Why so much higher, do you think?
We think the future of social advertising is the person-to-person model. These are real people reaching out to other real people based on expressions of intent they used.
Who exactly are these “chimers” who will tweet me offers of things I want?
The majority are people who have come from other crowdsourced networks. A lot of them are stay-at-home moms. We had a doctor in there. We had a pro wrestler in there once.
A pro wrestler?
He was in one of the minor leagues of the WWF. He just spends a lot of his free time online, poking around, working for different crowdsourcing networks. For a lot of these people, it’s a replacement for solitaire. You get a large variety of people.
I think if some rando tweeted me an offer, I’d probably be creeped out, or think it was spam, or malware.
All of the messages are ad hoc. We penalize the chimers if they start copying and pasting, and we’ll kick them out of the system if the score falls too low. Each message is customized to the specific expression of intent.
If I were one of your “chimers,” I feel like I would need all 140 characters just to explain that I wasn’t a spambot.
We’re trying to provide more transparency. Maybe the link isn’t in the first message, maybe the first message is, “Hey, I’m so-and-so, and here’s what I do.” The more transparent and more personal, the better it is for the chimers and for end consumer. The system’s performing great with 140 characters, but yeah, we could use another 140.

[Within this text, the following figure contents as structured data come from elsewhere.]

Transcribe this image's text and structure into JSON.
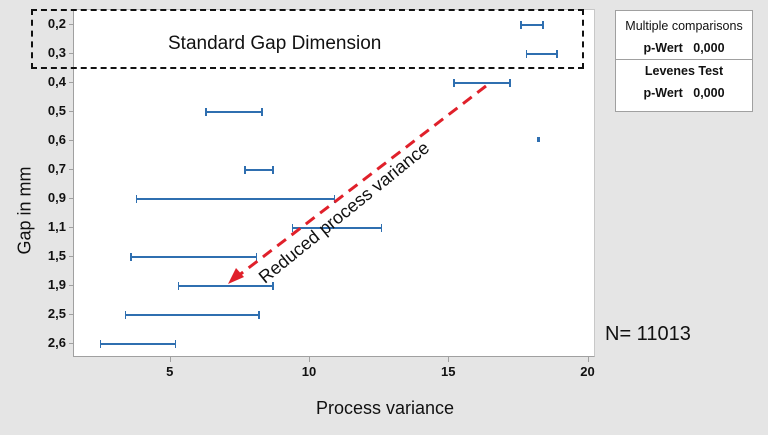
{
  "chart_data": {
    "type": "interval",
    "title": "",
    "xlabel": "Process variance",
    "ylabel": "Gap in mm",
    "xlim": [
      1.1,
      20.3
    ],
    "xticks": [
      "5",
      "10",
      "15",
      "20"
    ],
    "categories": [
      "0,2",
      "0,3",
      "0,4",
      "0,5",
      "0,6",
      "0,7",
      "0,9",
      "1,1",
      "1,5",
      "1,9",
      "2,5",
      "2,6"
    ],
    "intervals": [
      {
        "gap": "0,2",
        "low": 17.6,
        "high": 18.4
      },
      {
        "gap": "0,3",
        "low": 17.8,
        "high": 18.9
      },
      {
        "gap": "0,4",
        "low": 15.2,
        "high": 17.2
      },
      {
        "gap": "0,5",
        "low": 6.3,
        "high": 8.3
      },
      {
        "gap": "0,6",
        "low": 18.2,
        "high": 18.25
      },
      {
        "gap": "0,7",
        "low": 7.7,
        "high": 8.7
      },
      {
        "gap": "0,9",
        "low": 3.8,
        "high": 10.9
      },
      {
        "gap": "1,1",
        "low": 9.4,
        "high": 12.6
      },
      {
        "gap": "1,5",
        "low": 3.6,
        "high": 8.1
      },
      {
        "gap": "1,9",
        "low": 5.3,
        "high": 8.7
      },
      {
        "gap": "2,5",
        "low": 3.4,
        "high": 8.2
      },
      {
        "gap": "2,6",
        "low": 2.5,
        "high": 5.2
      }
    ],
    "annotations": [
      "Standard Gap Dimension",
      "Reduced process variance",
      "N= 11013"
    ],
    "grid": false,
    "series_color": "#2f6fb0",
    "arrow_color": "#e0202a"
  },
  "yticks": [
    "0,2",
    "0,3",
    "0,4",
    "0,5",
    "0,6",
    "0,7",
    "0,9",
    "1,1",
    "1,5",
    "1,9",
    "2,5",
    "2,6"
  ],
  "xticks": [
    "5",
    "10",
    "15",
    "20"
  ],
  "axes": {
    "xlabel": "Process variance",
    "ylabel": "Gap in mm"
  },
  "annotations": {
    "standard_gap": "Standard Gap Dimension",
    "arrow_label": "Reduced process variance",
    "sample_size": "N= 11013"
  },
  "stats": {
    "mc_title": "Multiple comparisons",
    "mc_label": "p-Wert",
    "mc_value": "0,000",
    "lev_title": "Levenes Test",
    "lev_label": "p-Wert",
    "lev_value": "0,000"
  }
}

This gets me thinking about the Turing test. Could AI get to the point where you could simulate the person-to-person marketing pitch, but really have it be automated?
We feel passionate about the human, these-are-real-people model. That being said, we tried automated messages. It still worked, but it didn’t work as well. For social media to work in general, you can’t remove the human. There has to be a human element to it. We’re big believers in that. You can’t build a giant automated system to cheat at social media. It’s social. It’s human at its core.

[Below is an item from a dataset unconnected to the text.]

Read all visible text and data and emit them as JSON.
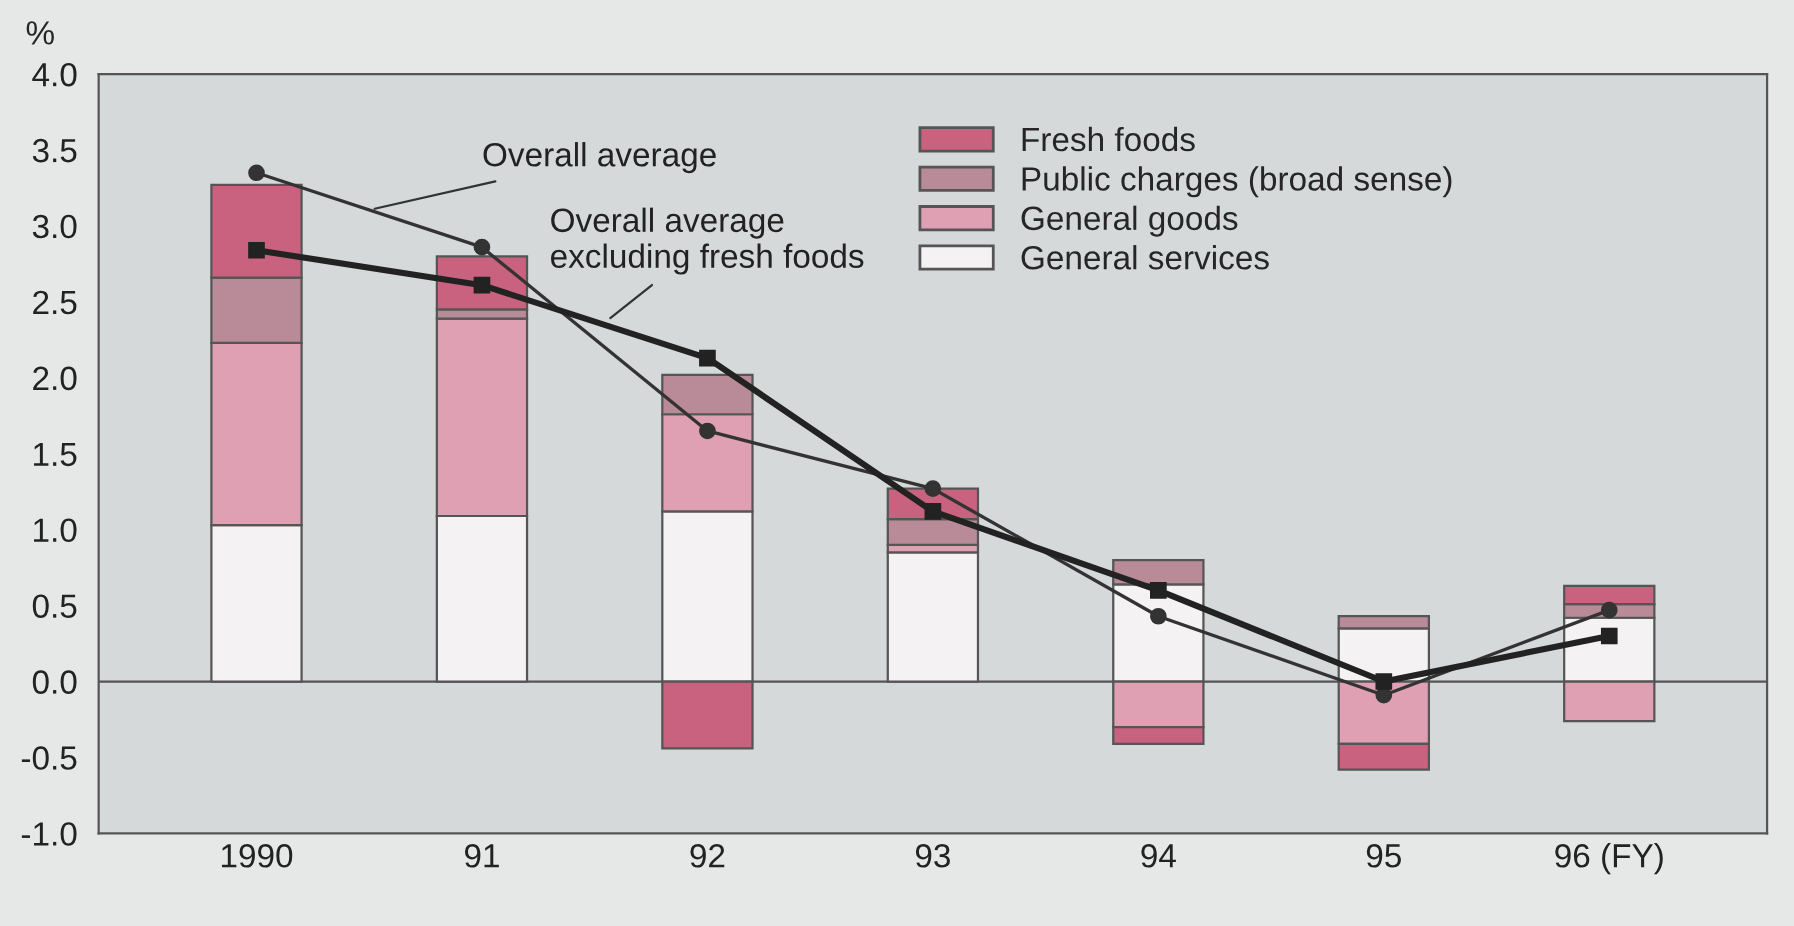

The term “brand ambassador” or “brand advocate” often makes me a little nauseous. It reminds me of Laura Linney in “The Truman Show,” pitching hot cocoa mix while Truman’s trying to have a real conversation.
I think you’re right. The general sense of the brand ambassador is someone who comes off as selling themselves out to sell products to friends. In our system, it’s important to note, it’s starting off with an expression of need. So Truman’s wife isn’t just trying to pitch some product in between a conversation. Truman’s actually asking for the product. Truman says, “God, I need a new pair of designer jeans,” and she’s saying, “There’s an offer at the place down the street.” But I know what you mean. I know that feeling.
We’ve written about the key ingredient of Pandora’s technology is people--the musicians who break down tracks by category. It seems like it’s your key ingredient, too--so how do you find these people?
We’re experimenting with different ways to source them. We can use our own system to find more chimers. So many people talk about needing jobs on Twitter.
So if I tweet “I want money” right now, will a chimer offer me a job at GoChime?
No, we’re not running that campaign right now. But the point is, we could.
This interview has been condensed and edited.